Hull Jocelyn V, Dokovna Lisa B, Jacokes Zachary J, Torgerson Carinna M, Irimia Andrei, Van Horn John Darrell
Laboratory of Neuro Imaging (LONI), The Institute for Neuroimaging and Informatics (INI), Keck School of Medicine of USC, University of Southern California , Los Angeles, CA , USA.
Front Psychiatry. 2017 Jan 4;7:205. doi: 10.3389/fpsyt.2016.00205. eCollection 2016.
Ongoing debate exists within the resting-state functional MRI (fMRI) literature over how intrinsic connectivity is altered in the autistic brain, with reports of general over-connectivity, under-connectivity, and/or a combination of both. Classifying autism using brain connectivity is complicated by the heterogeneous nature of the condition, allowing for the possibility of widely variable connectivity patterns among individuals with the disorder. Further differences in reported results may be attributable to the age and sex of participants included, designs of the resting-state scan, and to the analysis technique used to evaluate the data. This review systematically examines the resting-state fMRI autism literature to date and compares studies in an attempt to draw overall conclusions that are presently challenging. We also propose future direction for rs-fMRI use to categorize individuals with autism spectrum disorder, serve as a possible diagnostic tool, and best utilize data-sharing initiatives.

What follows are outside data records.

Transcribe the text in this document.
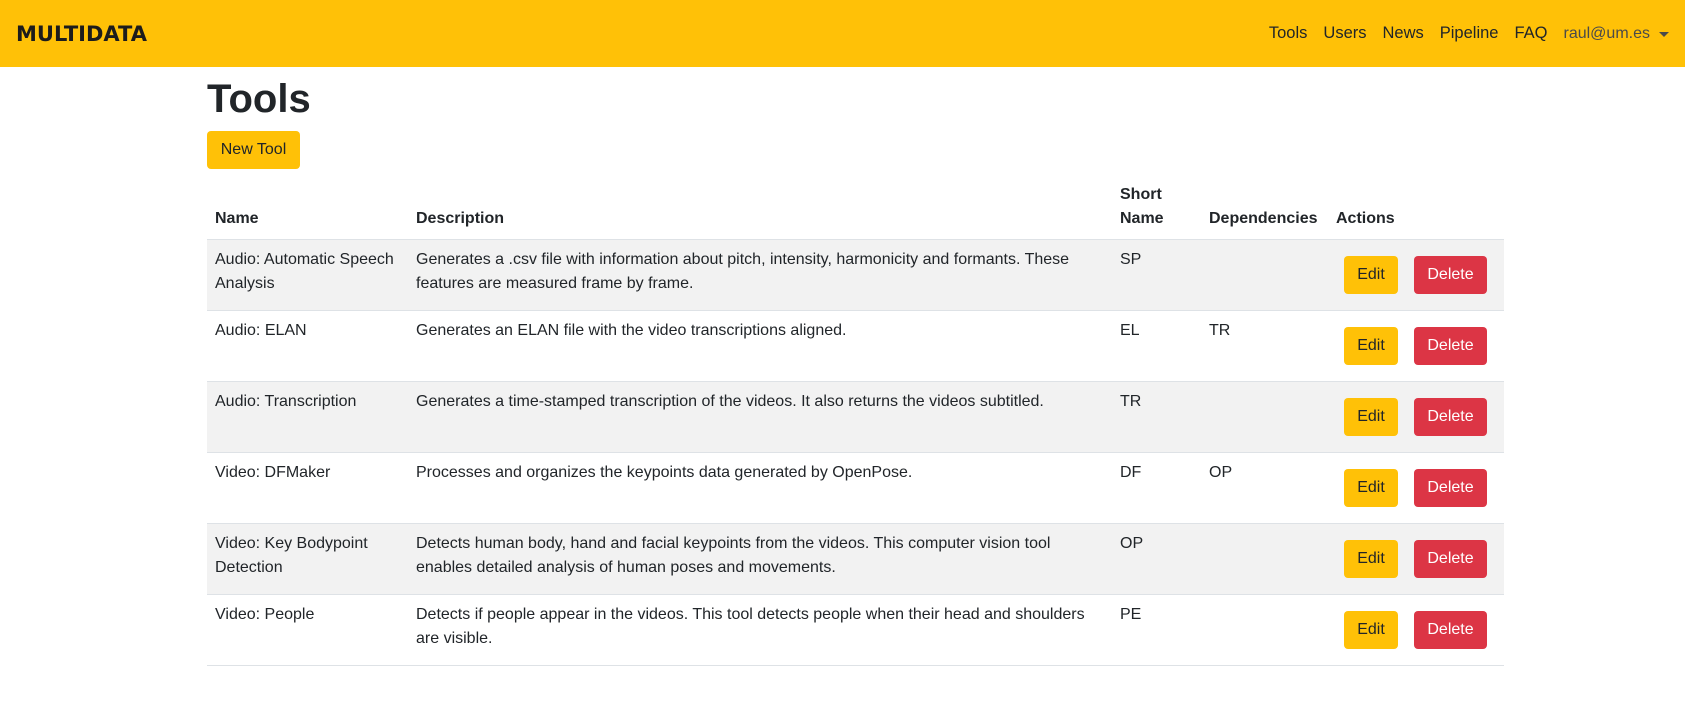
MULTIDATA	Tools Users News Pipeline FAQ raul@um.es
Tools
New Tool
Name	Description	Short Name	Dependencies	Actions
Audio: Automatic Speech Analysis	Generates a .csv file with information about pitch, intensity, harmonicity and formants. These features are measured frame by frame.	SP		Edit Delete

Audio: ELAN	Generates an ELAN file with the video transcriptions aligned.	EL	TR	Edit Delete

Audio: Transcription	Generates a time-stamped transcription of the videos. It also returns the videos subtitled.	TR		Edit Delete

Video: DFMaker	Processes and organizes the keypoints data generated by OpenPose.	DF	OP	Edit Delete

Video: Key Bodypoint Detection	Detects human body, hand and facial keypoints from the videos. This computer vision tool enables detailed analysis of human poses and movements.	OP		Edit Delete

Video: People	Detects if people appear in the videos. This tool detects people when their head and shoulders are visible.	PE		Edit Delete
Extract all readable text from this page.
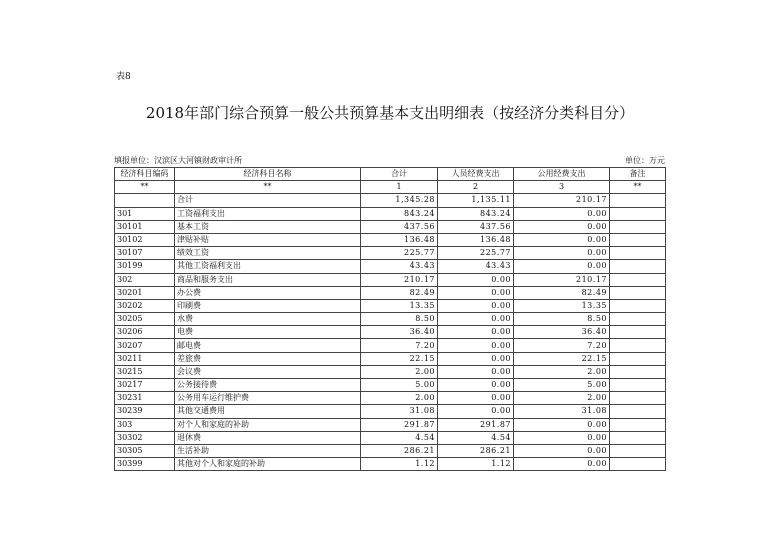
表8
2018年部门综合预算一般公共预算基本支出明细表（按经济分类科目分）
填报单位：汉滨区大河镇财政审计所	单位：万元
经济科目编码	经济科目名称	合计	人员经费支出	公用经费支出	备注
**	**	1	2	3	**
	合计	1,345.28	1,135.11	210.17	
301	工资福利支出	843.24	843.24	0.00	
30101	基本工资	437.56	437.56	0.00	
30102	津贴补贴	136.48	136.48	0.00	
30107	绩效工资	225.77	225.77	0.00	
30199	其他工资福利支出	43.43	43.43	0.00	
302	商品和服务支出	210.17	0.00	210.17	
30201	办公费	82.49	0.00	82.49	
30202	印刷费	13.35	0.00	13.35	
30205	水费	8.50	0.00	8.50	
30206	电费	36.40	0.00	36.40	
30207	邮电费	7.20	0.00	7.20	
30211	差旅费	22.15	0.00	22.15	
30215	会议费	2.00	0.00	2.00	
30217	公务接待费	5.00	0.00	5.00	
30231	公务用车运行维护费	2.00	0.00	2.00	
30239	其他交通费用	31.08	0.00	31.08	
303	对个人和家庭的补助	291.87	291.87	0.00	
30302	退休费	4.54	4.54	0.00	
30305	生活补助	286.21	286.21	0.00	
30399	其他对个人和家庭的补助	1.12	1.12	0.00	
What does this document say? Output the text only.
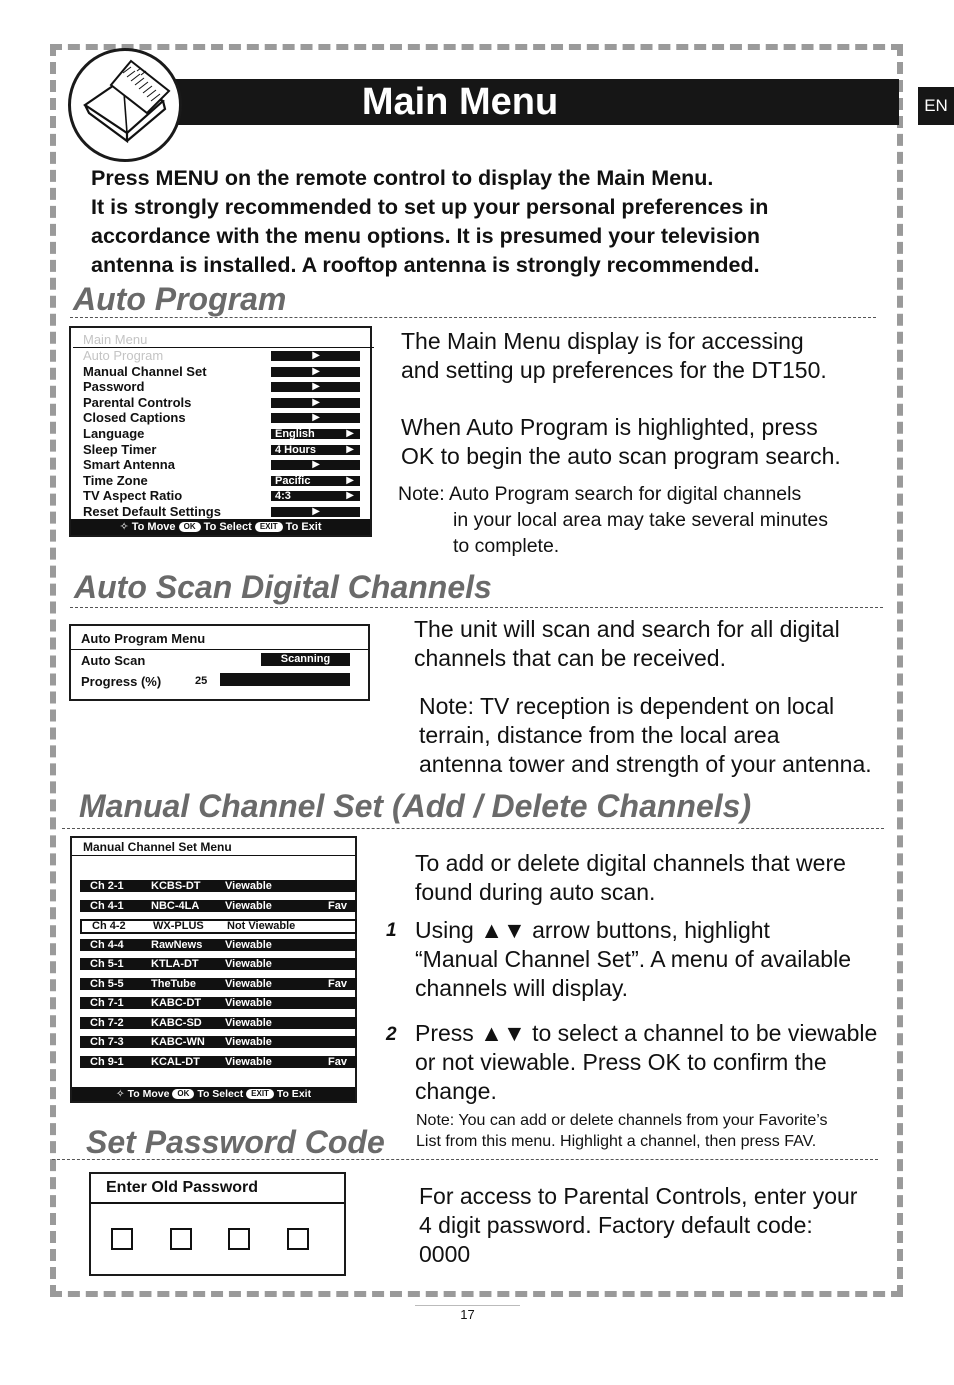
Main Menu	EN
Press MENU on the remote control to display the Main Menu.
It is strongly recommended to set up your personal preferences in
accordance with the menu options. It is presumed your television
antenna is installed. A rooftop antenna is strongly recommended.
Auto Program
Main Menu
Auto Program	▶
Manual Channel Set	▶
Password	▶
Parental Controls	▶
Closed Captions	▶
Language	English	▶
Sleep Timer	4 Hours	▶
Smart Antenna	▶
Time Zone	Pacific	▶
TV Aspect Ratio	4:3	▶
Reset Default Settings	▶
✧ To Move OK To Select EXIT To Exit
The Main Menu display is for accessing
and setting up preferences for the DT150.
When Auto Program is highlighted, press
OK to begin the auto scan program search.
Note: Auto Program search for digital channels
in your local area may take several minutes
to complete.
Auto Scan Digital Channels
Auto Program Menu
Auto Scan	Scanning
Progress (%)	25
The unit will scan and search for all digital
channels that can be received.
Note: TV reception is dependent on local
terrain, distance from the local area
antenna tower and strength of your antenna.
Manual Channel Set (Add / Delete Channels)
Manual Channel Set Menu
Ch 2-1 KCBS-DT Viewable
Ch 4-1 NBC-4LA Viewable	Fav
Ch 4-2 WX-PLUS Not Viewable
Ch 4-4 RawNews Viewable
Ch 5-1 KTLA-DT Viewable
Ch 5-5 TheTube	Viewable	Fav
Ch 7-1 KABC-DT Viewable
Ch 7-2 KABC-SD Viewable
Ch 7-3 KABC-WN Viewable
Ch 9-1 KCAL-DT Viewable	Fav
✧ To Move OK To Select EXIT To Exit
To add or delete digital channels that were
found during auto scan.
1 Using ▲▼ arrow buttons, highlight
“Manual Channel Set”. A menu of available
channels will display.
2 Press ▲▼ to select a channel to be viewable
or not viewable. Press OK to confirm the
change.
Note: You can add or delete channels from your Favorite’s
List from this menu. Highlight a channel, then press FAV.
Set Password Code
Enter Old Password	For access to Parental Controls, enter your
4 digit password. Factory default code:
0000
17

静息态功能磁共振成像(fMRI)文献中,关于自闭症大脑中内在连接性如何改变存在持续的争论,有报道称存在普遍的过度连接、连接不足和/或两者兼有的情况。由于自闭症病情的异质性,使用大脑连接性对自闭症进行分类很复杂,这使得该疾病患者之间的连接模式可能存在很大差异。报告结果的进一步差异可能归因于所纳入参与者的年龄和性别、静息态扫描的设计以及用于评估数据的分析技术。本综述系统地审视了迄今为止静息态fMRI自闭症文献,并比较各项研究,试图得出目前颇具挑战性的总体结论。我们还提出了静息态fMRI未来的应用方向,用于对自闭症谱系障碍个体进行分类、作为一种可能的诊断工具以及最佳地利用数据共享计划。